Just after the first expert systems have been born, it has been recognized that explanability is a necessary component of a thinking machine. The first reason is linked to the use of expert systems for teaching (Clancey, 1983; a more tutorial paper is Swartout and Moore, 1993). Yet another reason is that the best expert system that gives you bad explanations of its behavior is simply useless because you cannot maintain it properly. Only the original writer (now, up in the hierarchy, usually) is able to maintain. These reasons are technical, not that humans explain themselves quite well. Still, this is necessary to fake humanity. Suppose that Searle's machine is being asked why it gave a particular answer, it would say because of such squiggles in such signs, and because my book told me to do this and that. At once, the observer will recognize a non human answer and the machine would fail TT. This is why I can go on joking by proposing to introduce an ATTTE, which is nothing but one more precise TT! Imagine what is needed to build a machine that explains everything correctly, especially if you want explanations about its behavior in unexpected situations. For instance, after recognizing a misshapen Chinese letter you ask why did the machine recognize it, it should be able to give answers at all levels of understanding: the signs, the words, the sentences, the context of the sentence, the goals of the writer and of the reader etc. (not all together, otherwise, it would fail TT on the ground of machine fussiness!).
Yet another interesting information relative to explanations in the symbolic/neural debate is that some people at CMU built such a mixed system. The NN was used to take decisions, and the symbolic part was for providing explanations. The explanations were adapted, that is to say bent to fit the answer of the NN (Knight and Gil, 1991). The symbolic system was thus a sophist able to explain a result, but also its contrary. This interesting experiment was acknowledged with much hostility by the AI community because of its sophistry. It illustrates well however one way for the neural and the symbolic to share their work.

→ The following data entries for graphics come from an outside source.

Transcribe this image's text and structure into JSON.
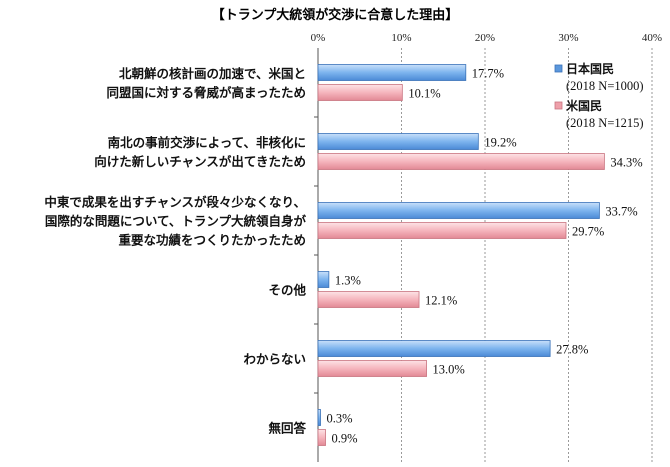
{
  "chart_data": {
    "type": "bar",
    "orientation": "horizontal",
    "title": "【トランプ大統領が交渉に合意した理由】",
    "xlim": [
      0,
      40
    ],
    "ticks": [
      "0%",
      "10%",
      "20%",
      "30%",
      "40%"
    ],
    "grid": true,
    "legend_position": "top-right",
    "categories": [
      [
        "北朝鮮の核計画の加速で、米国と",
        "同盟国に対する脅威が高まったため"
      ],
      [
        "南北の事前交渉によって、非核化に",
        "向けた新しいチャンスが出てきたため"
      ],
      [
        "中東で成果を出すチャンスが段々少なくなり、",
        "国際的な問題について、トランプ大統領自身が",
        "重要な功績をつくりたかったため"
      ],
      [
        "その他"
      ],
      [
        "わからない"
      ],
      [
        "無回答"
      ]
    ],
    "series": [
      {
        "name": "日本国民",
        "note": "(2018 N=1000)",
        "color": "#6fa8e6",
        "values": [
          17.7,
          19.2,
          33.7,
          1.3,
          27.8,
          0.3
        ],
        "labels": [
          "17.7%",
          "19.2%",
          "33.7%",
          "1.3%",
          "27.8%",
          "0.3%"
        ]
      },
      {
        "name": "米国民",
        "note": "(2018 N=1215)",
        "color": "#f0a6b0",
        "values": [
          10.1,
          34.3,
          29.7,
          12.1,
          13.0,
          0.9
        ],
        "labels": [
          "10.1%",
          "34.3%",
          "29.7%",
          "12.1%",
          "13.0%",
          "0.9%"
        ]
      }
    ]
  }
}
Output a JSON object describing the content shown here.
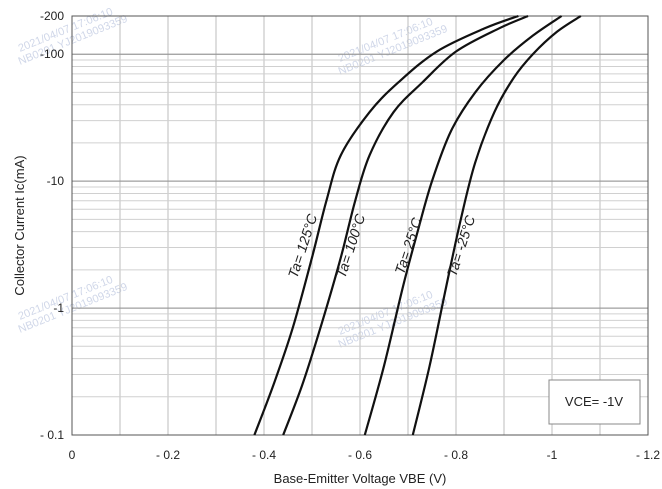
{
  "chart_data": {
    "type": "line",
    "title": "",
    "xlabel": "Base-Emitter Voltage  VBE (V)",
    "ylabel": "Collector Current   Ic(mA)",
    "x_scale": "linear",
    "y_scale": "log",
    "xlim": [
      0,
      -1.2
    ],
    "ylim": [
      -0.1,
      -200
    ],
    "grid": true,
    "x_ticks": [
      "0",
      "- 0.2",
      "- 0.4",
      "- 0.6",
      "- 0.8",
      "-1",
      "- 1.2"
    ],
    "y_ticks": [
      "- 0.1",
      "-1",
      "-10",
      "-100",
      "-200"
    ],
    "annotation": "VCE= -1V",
    "watermarks": [
      "2021/04/07 17:06:10",
      "NB0201 YJ2019093359"
    ],
    "series": [
      {
        "name": "Ta= 125°C",
        "label_at": [
          -0.49,
          -3.0
        ],
        "points": [
          [
            -0.38,
            -0.1
          ],
          [
            -0.42,
            -0.25
          ],
          [
            -0.46,
            -0.7
          ],
          [
            -0.5,
            -2.5
          ],
          [
            -0.53,
            -7
          ],
          [
            -0.56,
            -16
          ],
          [
            -0.62,
            -35
          ],
          [
            -0.68,
            -60
          ],
          [
            -0.76,
            -105
          ],
          [
            -0.86,
            -160
          ],
          [
            -0.93,
            -200
          ]
        ]
      },
      {
        "name": "Ta= 100°C",
        "label_at": [
          -0.59,
          -3.0
        ],
        "points": [
          [
            -0.44,
            -0.1
          ],
          [
            -0.48,
            -0.25
          ],
          [
            -0.52,
            -0.75
          ],
          [
            -0.56,
            -2.5
          ],
          [
            -0.59,
            -7
          ],
          [
            -0.62,
            -16
          ],
          [
            -0.67,
            -35
          ],
          [
            -0.73,
            -60
          ],
          [
            -0.8,
            -105
          ],
          [
            -0.89,
            -160
          ],
          [
            -0.95,
            -200
          ]
        ]
      },
      {
        "name": "Ta= 25°C",
        "label_at": [
          -0.71,
          -3.0
        ],
        "points": [
          [
            -0.61,
            -0.1
          ],
          [
            -0.65,
            -0.35
          ],
          [
            -0.69,
            -1.5
          ],
          [
            -0.72,
            -4
          ],
          [
            -0.75,
            -10
          ],
          [
            -0.79,
            -25
          ],
          [
            -0.84,
            -50
          ],
          [
            -0.9,
            -90
          ],
          [
            -0.96,
            -140
          ],
          [
            -1.02,
            -200
          ]
        ]
      },
      {
        "name": "Ta= -25°C",
        "label_at": [
          -0.82,
          -3.0
        ],
        "points": [
          [
            -0.71,
            -0.1
          ],
          [
            -0.745,
            -0.35
          ],
          [
            -0.78,
            -1.5
          ],
          [
            -0.81,
            -5
          ],
          [
            -0.84,
            -14
          ],
          [
            -0.88,
            -35
          ],
          [
            -0.92,
            -65
          ],
          [
            -0.96,
            -100
          ],
          [
            -1.01,
            -150
          ],
          [
            -1.06,
            -200
          ]
        ]
      }
    ]
  }
}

Now, on the top of everything, this ATTTE of mine is far from being in existence. To me it is as real as a unicorn (grounded by one horn etc.). Has this unicorn blue symbolic eyes or green neural ones? Yet another unexpected strength of good olden TT is that a machine able to adapt so perfectly, to explain so well, will be too clever and too pompous to be really humane! It may fail TT on these grounds. I am sure that new developments of AI will bring to the fore unexpected problems, and that their solution (towards which AI always tends without solving them completely) will have to be included as a new feature, expected from a machine to pass TT.

References

Turing A. M.: Computing Machinery and Intelligence, Mind 59, 433- 460, 1950.
Searle J. R.: Minds, brains & science, Penguin books, London 1984.
Clancey W.: The Epistemology of a rule-based expert system: A framework for explanation, Artificial Intelligence 20, 215-251, 1983.
Swartout W. R., Moore J. D.: Explanations in second generation expert systems, in Second generation expert systems, David J. M., Krivine J. P., Simmons R. (Eds.), Springer-Verlag, Berlin, 1993.
Knight K., Gil Y.: Automated Rationalization, Proc. First International Workshop on Multistrategy Learning, pp. 281-288, published by AI center, GMU, Fairfax VA, 1991.

(1) To give a crude evaluation, suppose that 10**4 action verbs are possible and are applied to 10**4 places (this is a gross underevaluation since one can scratch one's toes, but also a space shuttle, a whale's back (stuffed in a museum, swimming, or dying on a beach?), etc.). This gives us already 10**8 actions in a place, that can be combined two by two, three by three etc. Let us say that all that leads us to some 10**20 possibilities, each of them with comments to express their exact possibility, the contexts in which they may occur, and some other things I could imagine. It means that we do not need only 10**20 bits of memory, but a data base containing some 10**20 entries!